単体テストの効率化を考える(5)スタブの自動生成への入力
どもです。
「単体テストの効率化について考える」の5回目です。
1回目から4回目はコチラ:
単体テストの効率化を考える(1)-はじめに
単体テストの効率化を考える(2)-スタブの戻り値
単体テストの効率化を考える(3)-スタブの引数
単体テストの効率化を考える(4)-スタブの引数(ダブルポインタ)
1.振り返り
前回(4回目)までで、スタブを自動生成して単体テストを効率化するために、スタブで行うべき処理は明確にできたかと思います。

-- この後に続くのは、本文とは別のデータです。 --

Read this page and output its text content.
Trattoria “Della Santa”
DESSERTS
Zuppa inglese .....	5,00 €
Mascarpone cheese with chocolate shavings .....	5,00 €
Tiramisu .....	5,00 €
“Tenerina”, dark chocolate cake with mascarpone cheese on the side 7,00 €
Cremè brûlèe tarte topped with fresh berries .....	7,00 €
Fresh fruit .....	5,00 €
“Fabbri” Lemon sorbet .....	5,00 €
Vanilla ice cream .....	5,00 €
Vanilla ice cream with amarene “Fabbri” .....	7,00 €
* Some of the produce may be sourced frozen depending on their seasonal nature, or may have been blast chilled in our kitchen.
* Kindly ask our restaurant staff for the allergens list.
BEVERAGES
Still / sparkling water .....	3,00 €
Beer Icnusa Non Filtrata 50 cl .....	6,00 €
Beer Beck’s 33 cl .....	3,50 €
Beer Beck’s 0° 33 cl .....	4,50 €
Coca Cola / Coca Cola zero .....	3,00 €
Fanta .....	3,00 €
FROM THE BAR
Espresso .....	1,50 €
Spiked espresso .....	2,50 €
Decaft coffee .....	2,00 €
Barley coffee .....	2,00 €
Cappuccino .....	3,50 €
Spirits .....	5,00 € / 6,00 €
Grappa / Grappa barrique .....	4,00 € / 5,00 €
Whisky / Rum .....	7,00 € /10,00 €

それらを(ざっくりですが)まとめてみると、以下のようになります。
- 呼び出し回数のカウント
- 関数(スタブ)に戻り値がある場合には、戻り値用バッファから値を取得し、返す。
- 引数は、引数保持用バッファに値を格納する。
- 引数がポインタかつ出力の場合には、ポインタの実体に設定する値用のバッファから値を取得して設定する。
- 引数がダブルポインタの場合には、ダブルポインタの実体用に用意した2次元配列の特定の領域のアドレスを、ダブルポインタの実体に設定する。
それぞれの詳細については、それぞれ1回目から4回目のエントリを確認してください。
これらの「行うべき処理」を実装したスタブの自動生成について考えます。
2.ツールの概要
まず、ツールの本当の基本的な概要です。
ツールの入力と出力を、下図に示します。
この図のうち、「生成されるスタブのコード」については、(ほぼほぼ)内容が決定してします。
そこで次に、「対象の関数一覧」、特に「作成するツール」が「処理のしやすいフォーマット」、かつ「ユーザが入力しやすいフォーマット」となるように決定します。
3.対象関数一覧
前項より、対象関数の一覧に求められる要件は、下記の通りです。
- ユーザが入力しやすいフォーマット
- ツールが処理しやすいフォーマット
です。
3.1.ユーザが入力しやすいフォーマット
ユーザが入力しやすいフォーマットですが、一番最初に考え付くのは、「エクセル」です。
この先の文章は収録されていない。